How is hyperthyroidism treated in pregnancy?

The available drugs include methimazole (MMI) and its prodrug carbimazole (CMZ) as well as propylthiouracil (PTU). The drugs are equally effective in the treatment of hyperthyroidism, and they all pass the placenta, which may lead to fetal hypothyroidism in late pregnancy (see “Late pregnancy” section).

Which of the following drug is the 1st line treatment for hyperthyroidism in pregnancy?

Thioamide drug therapy (propylthiouracil, methimazole, carbimazole) is the first line therapy, indicated for moderate or severe hyperthyroidism.

What is the first line treatment for hyperthyroidism?

Pharmacologic Treatment of Hyperthyroidism

First-line agents Dosage
Propranolol Immediate release: 10 to 40 mg orally every eight hours Extended release: 80 to 160 mg orally once per day
Antithyroid medications
Methimazole (Tapazole) 5 to 120 mg orally per day (can be given in divided doses)

How is subclinical hyperthyroidism treated in pregnancy?

Treatment is generally not required for subclinical hyperthyroidism in pregnancy. In fact, most instances of a low TSH in early pregnancy are not pathological and are due to TSH suppressive effects of β-human chorionic gonadotrophin (β-HCG).

Is Neomercazole safe in pregnancy?

The drug is permitted to be used during pregnancy. Please note that the use of Neo-Mercazole during breast-feeding is not permitted.

What is the most common treatment for hyperthyroidism?

Hyperthyroidism caused by overproduction of thyroid hormones can be treated with antithyroid medications (methimazole and propylthiouracil), radioactive iodine ablation of the thyroid gland, or surgical thyroidectomy. Radioactive iodine ablation is the most widely used treatment in the United States.

What is the best treatment for subclinical hyperthyroidism?

Your doctor will likely prescribe radioactive iodine therapy or anti-thyroid medications, such as methimazole. Radioactive iodine therapy and anti-thyroid medications can also be used to treat subclinical hyperthyroidism due to multinodular goiter or thyroid adenoma.

Why is carbimazole used in pregnancy?

It is important that normal thyroid function is maintained during pregnancy as the effects of an overactive thyroid can be harmful to both mother and unborn child. For some women carbimazole or methimazole may be considered the best medicines to maintain normal thyroid function during pregnancy.

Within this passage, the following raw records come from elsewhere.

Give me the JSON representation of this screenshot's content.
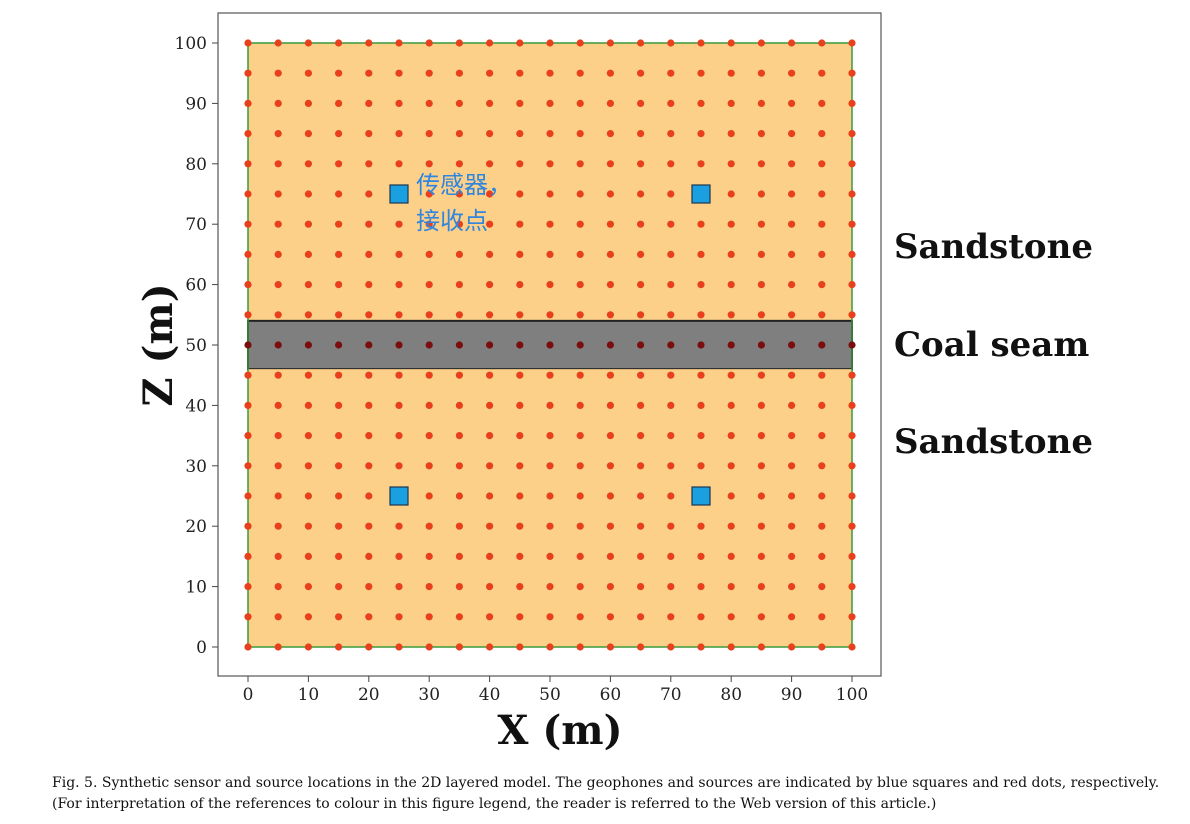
{
  "chart_data": {
    "type": "scatter",
    "xlabel": "X (m)",
    "ylabel": "Z (m)",
    "xlim": [
      0,
      100
    ],
    "ylim": [
      0,
      100
    ],
    "xticks": [
      0,
      10,
      20,
      30,
      40,
      50,
      60,
      70,
      80,
      90,
      100
    ],
    "yticks": [
      0,
      10,
      20,
      30,
      40,
      50,
      60,
      70,
      80,
      90,
      100
    ],
    "grid": false,
    "layers": [
      {
        "name": "Sandstone",
        "z_range": [
          54,
          100
        ],
        "color": "#fdd08a"
      },
      {
        "name": "Coal seam",
        "z_range": [
          46,
          54
        ],
        "color": "#7f7f7f"
      },
      {
        "name": "Sandstone",
        "z_range": [
          0,
          46
        ],
        "color": "#fdd08a"
      }
    ],
    "sources": {
      "marker": "circle",
      "color": "#e8401c",
      "x_values": [
        0,
        5,
        10,
        15,
        20,
        25,
        30,
        35,
        40,
        45,
        50,
        55,
        60,
        65,
        70,
        75,
        80,
        85,
        90,
        95,
        100
      ],
      "z_values": [
        0,
        5,
        10,
        15,
        20,
        25,
        30,
        35,
        40,
        45,
        50,
        55,
        60,
        65,
        70,
        75,
        80,
        85,
        90,
        95,
        100
      ]
    },
    "geophones": {
      "marker": "square",
      "color": "#1aa0e0",
      "points": [
        {
          "x": 25,
          "z": 75
        },
        {
          "x": 75,
          "z": 75
        },
        {
          "x": 25,
          "z": 25
        },
        {
          "x": 75,
          "z": 25
        }
      ]
    },
    "annotation": {
      "lines": [
        "传感器，",
        "接收点"
      ],
      "color": "#2e86de"
    }
  },
  "caption": "Fig. 5. Synthetic sensor and source locations in the 2D layered model. The geophones and sources are indicated by blue squares and red dots, respectively. (For interpretation of the references to colour in this figure legend, the reader is referred to the Web version of this article.)"
}
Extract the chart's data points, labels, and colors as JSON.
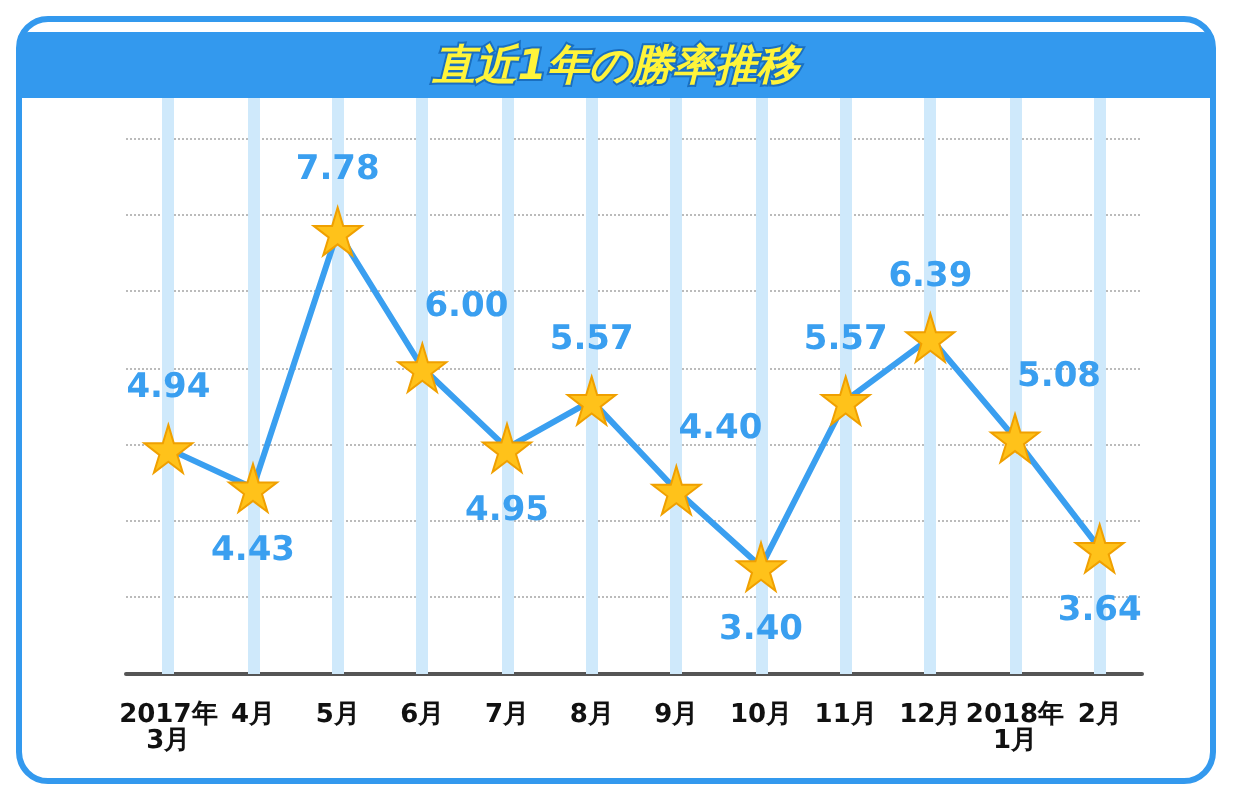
{
  "chart_data": {
    "type": "line",
    "title": "直近1年の勝率推移",
    "categories": [
      "2017年\n3月",
      "4月",
      "5月",
      "6月",
      "7月",
      "8月",
      "9月",
      "10月",
      "11月",
      "12月",
      "2018年\n1月",
      "2月"
    ],
    "series": [
      {
        "color": "#3a9ff0",
        "values": [
          4.94,
          4.43,
          7.78,
          6.0,
          4.95,
          5.57,
          4.4,
          3.4,
          5.57,
          6.39,
          5.08,
          3.64
        ],
        "value_labels": [
          "4.94",
          "4.43",
          "7.78",
          "6.00",
          "4.95",
          "5.57",
          "4.40",
          "3.40",
          "5.57",
          "6.39",
          "5.08",
          "3.64"
        ]
      }
    ],
    "marker": "star",
    "grid": true,
    "tick_labels": "x"
  }
}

What is the treatment for hyperthyroidism in pregnancy?

When hyperthyroidism is severe enough to require therapy, anti-thyroid medications are the treatment of choice, with PTU being preferred in the first trimester. The goal of therapy is to keep the mother’s free T4 in the high-normal to mildly elevated range on the lowest dose of antithyroid medication.

When is PTU indicated in the treatment of hyperthyroidism during pregnancy?

When ATDs are required, PTU is preferred until week 16 of pregnancy. It is recommended that the lowest possible dose of ATD be used to control maternal hyperthyroidism in order to minimize the development of hypothyroidism in the baby.

What causes transient hyperthyroidism in early pregnancy?

In addition to other usual causes of hyperthyroidism (see Hyperthyroidism brochure), very high levels of hCG, seen in severe forms of morning sickness (hyperemesis gravidarum), may cause transient hyperthyroidism in early pregnancy. The correct diagnosis is based on a careful review of history, physical exam and laboratory testing.

What is the prevalence of hyperthyroidism in pregnant women?

Context: Clinical hyperthyroidism is not uncommon in pregnancy, with a reported prevalence of 0.1 to 0.4%. The available antithyroid drugs are propylthiouracil and methimazole/carbimazole.